Paula
- First edition (Spanish)
- Author: Isabel Allende
- Genre: Memoir
- Publisher: Sudamericana / Plaza & Janés
- Publication date: 1994
- ISBN: 978-0-06-092721-9

= Paula (memoir) =

1994 memoir by Isabel Allende

Paula is a 1994 memoir by Isabel Allende. She intended to write a straightforward narrative about the darkest experience of her own life. But the book is a tribute to her deceased daughter Paula Frías Allende, who fell into a porphyria-induced coma in 1991 and never recovered.

==Plot summary==
Isabel Allende wrote Paula while tending to her daughter, Paula Frías Allende, who was in a coma arising from complications of porphyria. Allende started the book as a letter to Paula, explaining what she was missing so she would not be confused when she recovered. The book includes accounts both of Paula's treatment and of Allende's life, sometimes overlapping with the content of Allende's first novel, The House of the Spirits. Paula died on December 6, 1992. She was survived by her husband, Ernesto Diaz, and other family members.

==Themes and issues==
- In her agonized self-questioning after she finally concedes defeat and surrenders her daughter to death, Isabel strips to her core in the presence of her brother Juan, who has become a priest:

'I'm lost, I don't know who I am, I try to remember who I was once but I find only disguises, masks, projections, the confused images of a woman I can't recognize. Am I the feminist I thought I was, or the frivolous girl who appeared on television wearing nothing but ostrich feathers? The obsessive mother, the unfaithful wife, the fearless adventurer, or the cowardly woman? Am I the person who helped political refugees find asylum or the one who ran away because she couldn't handle fear? Too many contradictions ...'

      'You're all of them, and also the samurai who is battling death.'

      'Was battling, Juan. I've lost.'

- In the letter Paula wrote her family on her honeymoon, with the proviso that it was not to be read until after her death, she appears to have foreseen her coma, and her mother's refusal to let her die:

I do not want to remain trapped in my body. Freed from it, I will be closer to those I love. Please don't be sad, I am still with you, except I am closer than I was before. In another time, we will be reunited in spirit. ... Remember that we spirits can best help, accompany, and protect, those who are happy ...

==Style==
Allende described the book as a memoir rather than an autobiography, saying that autobiographies are always "about facts, events, dates and people. This is about sentiments. I feel it's very subjective. I could never write an autobiography. I never remember facts."

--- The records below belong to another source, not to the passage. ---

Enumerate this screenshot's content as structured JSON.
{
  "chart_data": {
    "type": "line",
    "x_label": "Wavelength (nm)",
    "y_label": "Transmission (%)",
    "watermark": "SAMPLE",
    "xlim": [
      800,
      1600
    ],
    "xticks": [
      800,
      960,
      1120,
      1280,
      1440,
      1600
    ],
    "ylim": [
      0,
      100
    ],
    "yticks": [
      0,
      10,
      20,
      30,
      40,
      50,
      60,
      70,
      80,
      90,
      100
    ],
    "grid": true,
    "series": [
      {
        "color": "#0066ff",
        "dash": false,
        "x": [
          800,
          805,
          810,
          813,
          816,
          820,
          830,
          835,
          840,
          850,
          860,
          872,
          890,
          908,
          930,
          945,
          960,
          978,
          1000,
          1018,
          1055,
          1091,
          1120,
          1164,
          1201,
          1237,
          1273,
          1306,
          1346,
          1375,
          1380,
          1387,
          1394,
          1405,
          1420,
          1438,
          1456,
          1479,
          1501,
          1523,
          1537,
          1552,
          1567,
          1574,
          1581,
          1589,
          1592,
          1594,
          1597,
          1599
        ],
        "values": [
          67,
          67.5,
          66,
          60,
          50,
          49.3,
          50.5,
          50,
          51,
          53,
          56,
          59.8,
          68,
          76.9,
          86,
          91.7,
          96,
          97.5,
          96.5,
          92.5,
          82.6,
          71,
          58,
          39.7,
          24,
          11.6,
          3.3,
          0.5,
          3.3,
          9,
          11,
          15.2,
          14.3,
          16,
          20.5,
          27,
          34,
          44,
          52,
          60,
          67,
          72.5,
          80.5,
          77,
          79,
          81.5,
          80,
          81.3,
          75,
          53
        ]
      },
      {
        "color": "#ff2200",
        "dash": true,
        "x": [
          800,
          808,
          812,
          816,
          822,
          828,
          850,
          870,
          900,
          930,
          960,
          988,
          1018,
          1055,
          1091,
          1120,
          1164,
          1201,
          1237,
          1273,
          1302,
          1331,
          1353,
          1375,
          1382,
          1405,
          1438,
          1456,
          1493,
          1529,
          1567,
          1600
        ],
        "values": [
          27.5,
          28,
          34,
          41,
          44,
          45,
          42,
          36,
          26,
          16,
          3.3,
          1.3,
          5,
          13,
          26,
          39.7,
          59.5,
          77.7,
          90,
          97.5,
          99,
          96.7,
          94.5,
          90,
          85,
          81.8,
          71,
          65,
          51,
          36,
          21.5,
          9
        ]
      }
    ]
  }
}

Bárbara Mujica wrote that "sections of the book read like a novel, at times exhibiting an almost surrealist atmosphere". In Hispania, Catherine R. Perricone defined Paula as a "metarealistic narrative" for its transcendence of the "memoir" genre and how it "appropriates multiple generic discourses anchored in reality: history, biography, elegy, confession, autobiography, Bildungsroman, and testi-monial. The literary framework of the narrative is paradigmatic of the reality Allende presents because of the essential relationship these genres have to reality. Stated another way, the generic forms themselves exemplify reality owing to their essential foundation in the real. Yet, at the same time, the book approaches the novelesque in the Bakhtinian sense. Likewise the fictional element associated with the novel surfaces in the employment of magical realism, the leyenda, and even the injection of a cuento de hadas.